Pour sauver la race nordique-germanique, il fallait opérer une 'révolution culturelle', retrouver le mode d'être des Anciens et faire à nouveau coïncider culture et nature. C'est en refondant ainsi le droit et la morale que l'homme germanique a cru pouvoir agir conformément à ce que commandait sa survie. Grâce à la réécriture du droit et de la morale, il devenait légal et moral de frapper et de tuer.

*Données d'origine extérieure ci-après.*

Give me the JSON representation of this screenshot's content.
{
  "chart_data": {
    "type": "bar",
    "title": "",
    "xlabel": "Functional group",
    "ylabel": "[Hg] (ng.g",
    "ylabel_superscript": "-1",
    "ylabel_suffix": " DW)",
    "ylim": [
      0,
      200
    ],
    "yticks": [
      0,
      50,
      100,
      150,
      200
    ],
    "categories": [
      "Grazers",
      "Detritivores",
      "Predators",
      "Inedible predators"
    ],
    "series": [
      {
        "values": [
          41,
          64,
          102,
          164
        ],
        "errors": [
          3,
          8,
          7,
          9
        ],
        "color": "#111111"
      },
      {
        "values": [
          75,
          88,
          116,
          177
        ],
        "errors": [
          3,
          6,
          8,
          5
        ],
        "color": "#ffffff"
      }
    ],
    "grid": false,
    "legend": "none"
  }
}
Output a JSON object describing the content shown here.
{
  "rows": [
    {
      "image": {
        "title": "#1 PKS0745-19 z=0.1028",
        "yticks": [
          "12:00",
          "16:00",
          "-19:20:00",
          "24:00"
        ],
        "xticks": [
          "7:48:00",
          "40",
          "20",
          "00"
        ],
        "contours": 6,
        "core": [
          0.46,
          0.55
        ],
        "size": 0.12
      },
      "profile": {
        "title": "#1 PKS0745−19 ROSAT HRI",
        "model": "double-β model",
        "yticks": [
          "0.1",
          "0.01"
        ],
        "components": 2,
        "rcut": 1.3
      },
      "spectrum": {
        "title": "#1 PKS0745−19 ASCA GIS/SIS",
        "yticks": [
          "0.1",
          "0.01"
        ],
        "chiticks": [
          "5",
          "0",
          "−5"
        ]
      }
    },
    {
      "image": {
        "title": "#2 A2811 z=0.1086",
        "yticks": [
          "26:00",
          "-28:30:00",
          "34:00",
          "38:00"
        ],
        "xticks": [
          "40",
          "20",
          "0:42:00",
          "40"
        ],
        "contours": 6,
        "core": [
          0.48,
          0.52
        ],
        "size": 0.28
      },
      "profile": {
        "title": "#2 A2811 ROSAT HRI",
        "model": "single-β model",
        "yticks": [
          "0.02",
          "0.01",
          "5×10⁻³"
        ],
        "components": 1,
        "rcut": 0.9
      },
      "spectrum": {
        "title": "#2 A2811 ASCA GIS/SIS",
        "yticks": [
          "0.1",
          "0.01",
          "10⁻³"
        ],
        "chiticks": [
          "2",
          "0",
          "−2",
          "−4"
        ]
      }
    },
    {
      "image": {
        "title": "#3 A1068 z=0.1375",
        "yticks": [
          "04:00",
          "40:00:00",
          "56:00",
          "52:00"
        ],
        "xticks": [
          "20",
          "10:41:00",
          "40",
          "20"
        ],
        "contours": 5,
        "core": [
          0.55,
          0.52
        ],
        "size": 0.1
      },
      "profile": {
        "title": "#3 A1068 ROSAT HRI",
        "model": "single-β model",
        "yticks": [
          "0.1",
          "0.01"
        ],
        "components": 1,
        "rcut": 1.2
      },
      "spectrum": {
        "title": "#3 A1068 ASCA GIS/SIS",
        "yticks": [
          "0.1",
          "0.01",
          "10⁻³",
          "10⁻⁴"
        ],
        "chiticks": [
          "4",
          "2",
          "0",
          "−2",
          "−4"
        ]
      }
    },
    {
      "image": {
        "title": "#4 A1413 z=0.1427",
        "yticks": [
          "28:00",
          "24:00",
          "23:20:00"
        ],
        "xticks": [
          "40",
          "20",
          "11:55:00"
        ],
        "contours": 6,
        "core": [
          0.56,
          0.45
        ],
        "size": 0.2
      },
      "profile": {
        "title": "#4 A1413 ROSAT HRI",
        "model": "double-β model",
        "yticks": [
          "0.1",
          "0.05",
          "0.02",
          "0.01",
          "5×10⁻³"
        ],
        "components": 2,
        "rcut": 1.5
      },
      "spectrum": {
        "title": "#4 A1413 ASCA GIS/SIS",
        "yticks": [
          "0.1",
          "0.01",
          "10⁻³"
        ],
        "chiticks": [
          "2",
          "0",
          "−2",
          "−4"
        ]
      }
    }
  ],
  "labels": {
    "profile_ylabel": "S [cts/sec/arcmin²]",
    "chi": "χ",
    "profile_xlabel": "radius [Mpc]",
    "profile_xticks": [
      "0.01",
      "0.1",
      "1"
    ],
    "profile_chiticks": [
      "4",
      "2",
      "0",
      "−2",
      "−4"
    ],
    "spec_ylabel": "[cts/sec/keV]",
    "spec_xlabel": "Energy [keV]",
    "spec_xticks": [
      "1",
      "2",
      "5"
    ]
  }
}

Avec ce recueil d'études, Johann Chapoutot parachève et relie le projet de deux de ses livres précédents, Le National-socialisme et l'Antiquité (2008) et La Loi du sang : penser et agir en nazi (2014). En approfondissant des points particuliers, comme la lecture du stoïcisme et de Platon sous le IIIe Reich, l'usage de Kant et de son impératif catégorique ou la réception en Allemagne du droit romain, il montre comment s'est opérée la réécriture de l'histoire de l'Occident et par quels canaux de telles idées sont parvenues aux acteurs des crimes nazis. -
Devant l'ampleur et le caractère inédit des crimes nazis, les historiens butent sur la causalité profonde, qui reste obscure. Ces comportements monstrueux s'appuient pourtant sur des fondements normatifs et un argumentaire juridique qu'il faut prendre au sérieux. C'est ce que fait ici Johann Chapoutot dans un travail majeur qui analyse comment les philosophes, juristes, historiens, médecins ont élaboré les théories qui faisaient de la race le fondement du droit et de la loi du sang la loi de la nature qui justifiait tout : la procréation, la guerre génocidaire, la domination.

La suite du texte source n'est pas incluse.